Thirteen thousand, six hundred nasal swabs. One thousand, three hundred and seventy-nine absences. One thousand, three hundred and sixty complimentary masks. One hundred and sixty-three confirmed cases. One hundred and twenty days of Zoom classes. Twelve weeks on campus in our junior year. Three doses of the vaccine.
These are the numbers that even we, at a STEM-focused school, never wanted to have to calculate. We’ve come out of a high school experience in which most of our learning, socialization, and self-actualization happened behind a screen. But standing as we are now, maskless on a beautiful spring morning, it’s easy to forget what our attending this school during the pandemic has given us. We’re adjusting to the sweetness of seeing each other in-person. We’ve gone from Zoom fatigue and isolation and phone calls to soccer games and soft-serve. We’re starting to see each other as people, rather than faces on screens. To me, the imprint made by our time apart holds the key to the most important lesson of our class— to treat others with gentleness, and to honor difference in ourselves and in others. To change, and look for those who will change you.
And how do you calculate the incalculably good? I have hallmates who live four hours away from me in opposite directions and bring wildly different perspectives to my life. One of my closest friendships developed online over a year before we ever met in person. I came here looking for a depth of connection I didn’t feel at my home high school, and I met people who combine kindness with passion to write free-flowing stories or create new chemicals to cure diseases or code algorithms for justice. There is no metric for the connection and inspiration that we’ve found, despite all odds.
My favorite professor has urged us to deny what tries to define us. I think that applies to the labels we put on ourselves here, too— Triangle kid. Woman in STEM. Engineering hater. Even calling ourselves the best and brightest can create pressure and distance between us. But here, we’ve redefined not just our school’s traditions in the wake of a pandemic, but ourselves, and we can only hope to keep changing.
What will we be when we move out for the final time and lose our labels? At our new schools in the fall, will we hunch over Facebook typing furiously? Or will we keep teaching each other? My friends here have taught me so much. They’ve taught me that solar panels can be transparent, that dead poets can speak, and that even in the loneliest times, companionship is just two doors down. We make mistakes and lose people, and we’ve all had a catty online exchange or two, but we’re all moving forward. You, my classmates, are so smart and creative and amazing, and this school has helped us become more ourselves. Because we, the student body, are what define this institution.

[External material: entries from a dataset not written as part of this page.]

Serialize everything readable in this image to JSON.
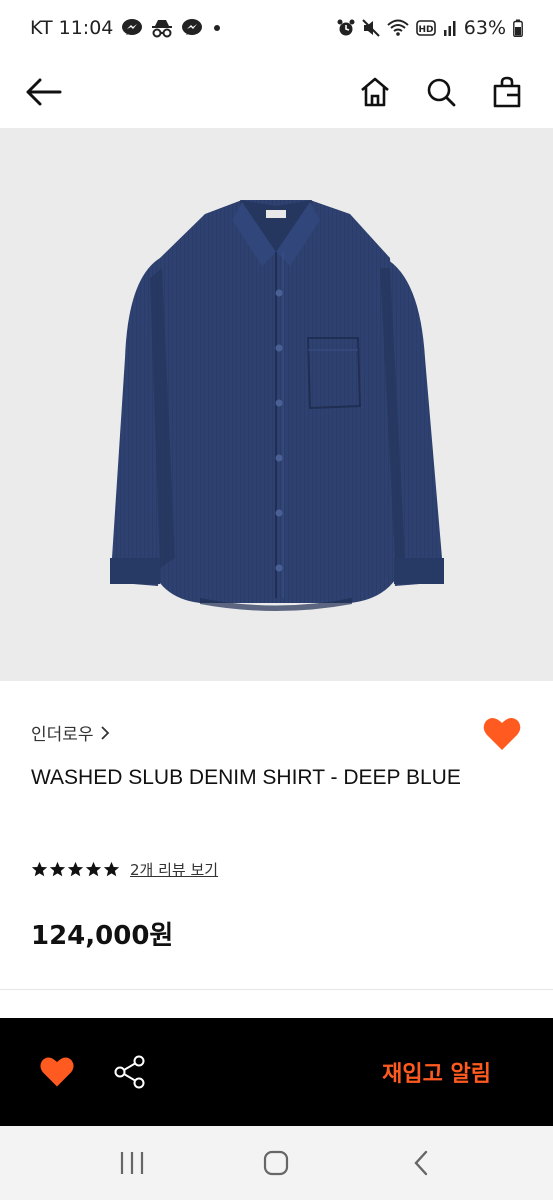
{
  "status_bar": {
    "carrier_time": "KT 11:04",
    "battery": "63%",
    "left_icons": [
      "messenger-icon",
      "incognito-icon",
      "messenger-icon",
      "dot-icon"
    ],
    "right_icons": [
      "alarm-icon",
      "mute-icon",
      "wifi-icon",
      "hd-icon",
      "signal-icon",
      "battery-icon"
    ]
  },
  "nav": {
    "icons": [
      "back-arrow-icon",
      "home-icon",
      "search-icon",
      "shopping-bag-icon"
    ]
  },
  "product": {
    "brand": "인더로우",
    "brand_chevron": "chevron-right-icon",
    "name": "WASHED SLUB DENIM SHIRT - DEEP BLUE",
    "rating": 5,
    "review_link": "2개 리뷰 보기",
    "price": "124,000원",
    "wishlisted": true
  },
  "action_bar": {
    "restock_label": "재입고 알림",
    "icons": [
      "heart-icon",
      "share-icon"
    ]
  },
  "colors": {
    "accent": "#ff5a1f",
    "action_bar_bg": "#000000",
    "hero_bg": "#ebebeb",
    "denim": "#2b3f6a"
  },
  "system_nav": {
    "icons": [
      "recent-apps-icon",
      "home-button-icon",
      "back-icon"
    ]
  }
}
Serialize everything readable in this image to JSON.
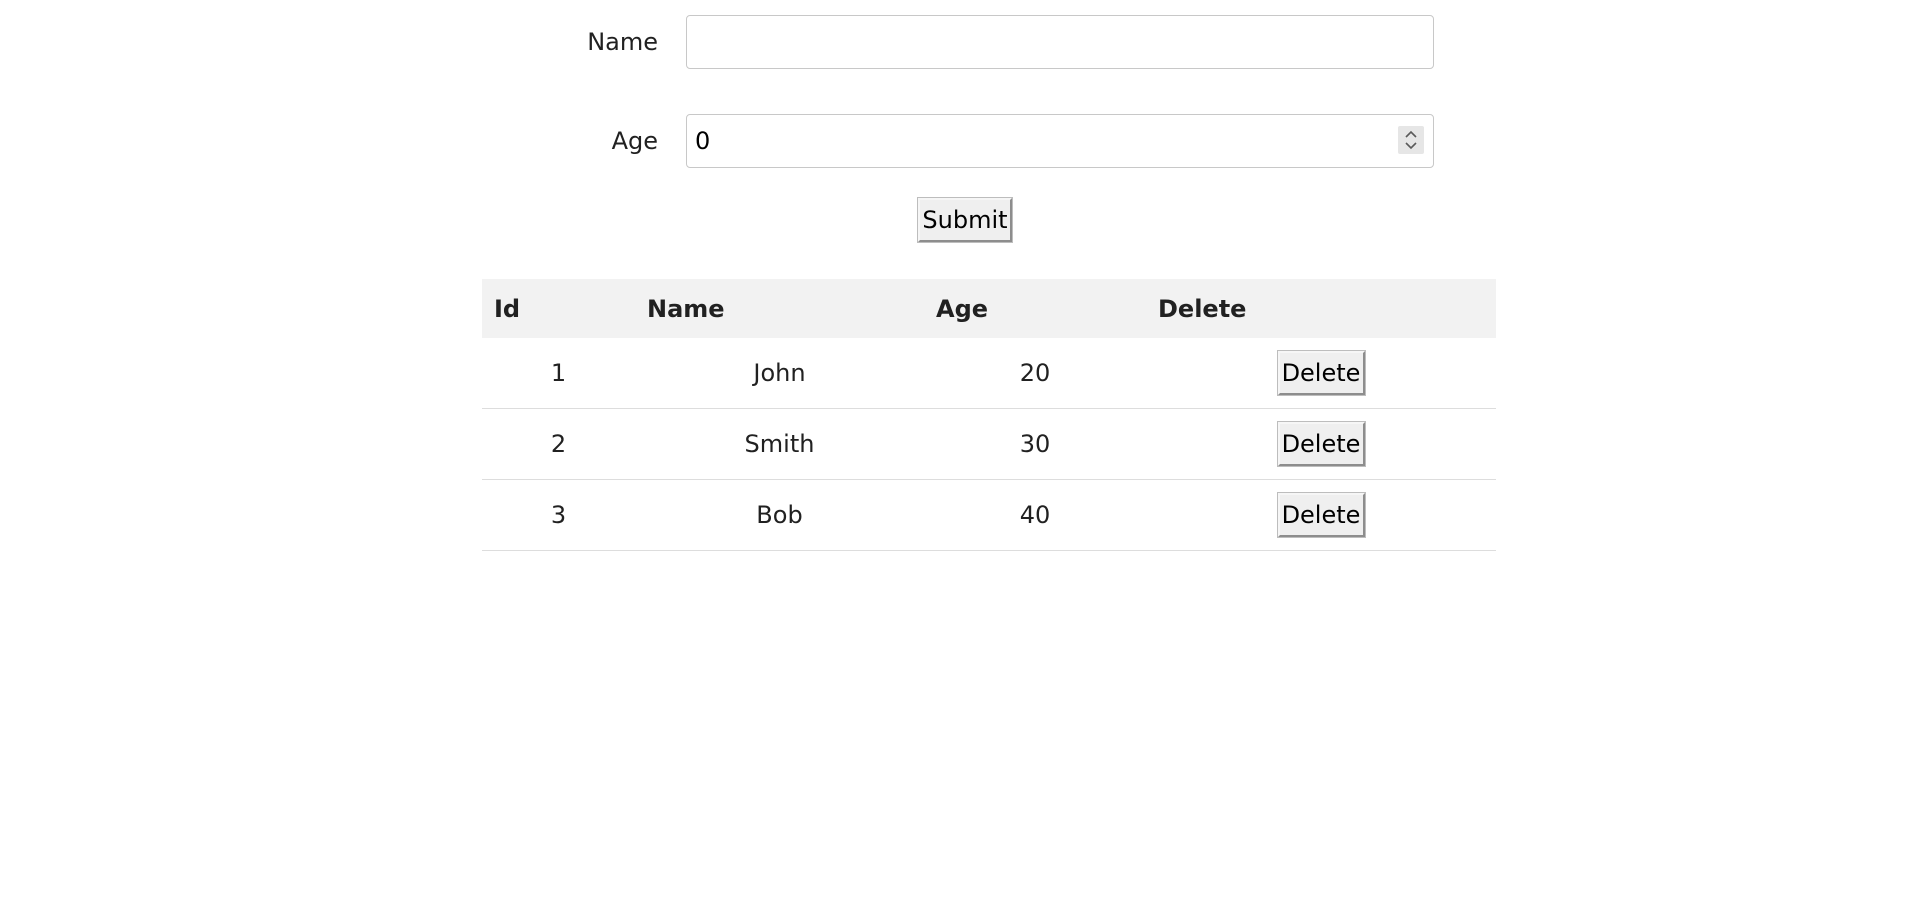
{
  "form": {
    "name": {
      "label": "Name",
      "value": "",
      "placeholder": ""
    },
    "age": {
      "label": "Age",
      "value": "0"
    },
    "submit_label": "Submit"
  },
  "table": {
    "columns": [
      "Id",
      "Name",
      "Age",
      "Delete"
    ],
    "rows": [
      {
        "id": "1",
        "name": "John",
        "age": "20",
        "action": "Delete"
      },
      {
        "id": "2",
        "name": "Smith",
        "age": "30",
        "action": "Delete"
      },
      {
        "id": "3",
        "name": "Bob",
        "age": "40",
        "action": "Delete"
      }
    ]
  }
}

A school can mandate that we learn essay writing and proper physics problem solving procedure. But in between the assignments, there were hours-long library conversations, roommate conflicts, unexpected bonds. It’s been up to us to learn how to treat each other, to seek differences in our friendships and to make our choices with kindness and compassion. That’s been harder for our class than others. We lost the chance interactions of most of junior year and made our longest friendships over Facebook Messenger, of all places. We’ll forget the details of our time here— the first Mexican lasagna, the second Physics quiz, the seventy-sixth time walking through the breezeway— but it's less hard to forget that our education here made us smarter, and as long as we keep it true, our classmates made us kinder.
Despite the number of hurdles we faced, we 319 individuals did it. We are now graduating as one beautiful class of 2022.